ZONA DE CONFORT

A menudo nos autoimponemos una zona de confort en la que nos sentimos seguros y protegidos.
La zona de confort es ese lugar mental  conocido, en el que estamos a gusto con todo, y no pensamos en cambiar nada de nuestras vidas.
Pero estar a gusto con todo, no necesariamente es bueno.
Este ámbito puede conllevar miedo a lo desconocido y nos puede sumergir en un aislamiento vital nada aconsejable.
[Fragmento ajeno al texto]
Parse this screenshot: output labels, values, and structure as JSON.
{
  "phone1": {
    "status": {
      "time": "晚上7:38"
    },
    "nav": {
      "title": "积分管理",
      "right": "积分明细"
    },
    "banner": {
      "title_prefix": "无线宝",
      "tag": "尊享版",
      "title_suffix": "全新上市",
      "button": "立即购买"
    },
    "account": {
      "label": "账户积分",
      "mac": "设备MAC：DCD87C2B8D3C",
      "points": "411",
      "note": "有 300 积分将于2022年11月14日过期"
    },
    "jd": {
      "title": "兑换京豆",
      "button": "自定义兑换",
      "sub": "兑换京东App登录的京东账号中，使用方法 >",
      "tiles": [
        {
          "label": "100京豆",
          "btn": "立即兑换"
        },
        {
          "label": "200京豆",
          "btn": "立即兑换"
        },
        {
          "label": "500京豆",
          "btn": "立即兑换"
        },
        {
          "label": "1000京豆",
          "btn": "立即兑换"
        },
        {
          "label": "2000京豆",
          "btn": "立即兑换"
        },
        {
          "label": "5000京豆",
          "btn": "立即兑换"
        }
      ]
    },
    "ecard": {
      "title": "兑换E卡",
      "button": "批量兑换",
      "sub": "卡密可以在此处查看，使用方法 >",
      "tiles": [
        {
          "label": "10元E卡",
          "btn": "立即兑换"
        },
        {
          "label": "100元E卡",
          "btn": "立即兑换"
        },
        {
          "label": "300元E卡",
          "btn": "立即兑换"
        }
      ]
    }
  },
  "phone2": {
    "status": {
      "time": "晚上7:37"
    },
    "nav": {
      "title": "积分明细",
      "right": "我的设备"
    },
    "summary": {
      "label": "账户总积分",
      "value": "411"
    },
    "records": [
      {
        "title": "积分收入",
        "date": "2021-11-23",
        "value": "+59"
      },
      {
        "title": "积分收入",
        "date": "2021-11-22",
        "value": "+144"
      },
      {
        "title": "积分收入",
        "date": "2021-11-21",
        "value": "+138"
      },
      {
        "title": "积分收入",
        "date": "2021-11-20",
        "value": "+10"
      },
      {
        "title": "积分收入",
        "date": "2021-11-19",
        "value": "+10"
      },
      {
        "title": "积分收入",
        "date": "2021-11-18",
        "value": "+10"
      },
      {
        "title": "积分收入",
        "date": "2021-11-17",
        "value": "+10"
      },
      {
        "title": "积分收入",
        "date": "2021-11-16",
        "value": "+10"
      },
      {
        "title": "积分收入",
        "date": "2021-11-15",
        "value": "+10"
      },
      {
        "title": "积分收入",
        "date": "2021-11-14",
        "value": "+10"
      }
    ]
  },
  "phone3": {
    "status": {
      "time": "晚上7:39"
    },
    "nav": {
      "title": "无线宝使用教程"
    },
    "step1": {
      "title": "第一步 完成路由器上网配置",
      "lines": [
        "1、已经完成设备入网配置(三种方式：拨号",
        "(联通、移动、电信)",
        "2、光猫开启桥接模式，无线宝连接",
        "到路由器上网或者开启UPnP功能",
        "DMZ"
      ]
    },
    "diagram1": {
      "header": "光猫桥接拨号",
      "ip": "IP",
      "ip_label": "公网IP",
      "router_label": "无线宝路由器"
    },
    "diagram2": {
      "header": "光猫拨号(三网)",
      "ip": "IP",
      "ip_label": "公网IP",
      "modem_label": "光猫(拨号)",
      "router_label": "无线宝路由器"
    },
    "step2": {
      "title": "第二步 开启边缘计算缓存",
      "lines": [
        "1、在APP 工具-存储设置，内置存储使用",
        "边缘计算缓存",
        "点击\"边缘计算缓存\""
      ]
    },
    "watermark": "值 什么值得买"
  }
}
Para vivir la vida en plenitud es necesario explorar nuevos horizontes, perder el miedo a avanzar accediendo a nuevos mundos que nos proporcionen nueva sabiduría y madurez personal.
Y la voluntad es nuestra capacidad para decidir si ejecutamos una acción o no.
Para tener una buena predisposición a la acción (sea cual sea: aprender un idioma, hacer gimnasia, salir al mundo de alguna forma, etc.) hay que:
1.- ser receptivo,
2.- priorizar los pasos a seguir y
3.- visualizar positivamente el objetivo.
Así pues, la voluntad debe ser la chispa que nos conduzca a la acción.
Cuando decidimos dejar que la vida nos sorprenda, sin miedos remolones, accedemos a lo que se conoce como “zona de aprendizaje”.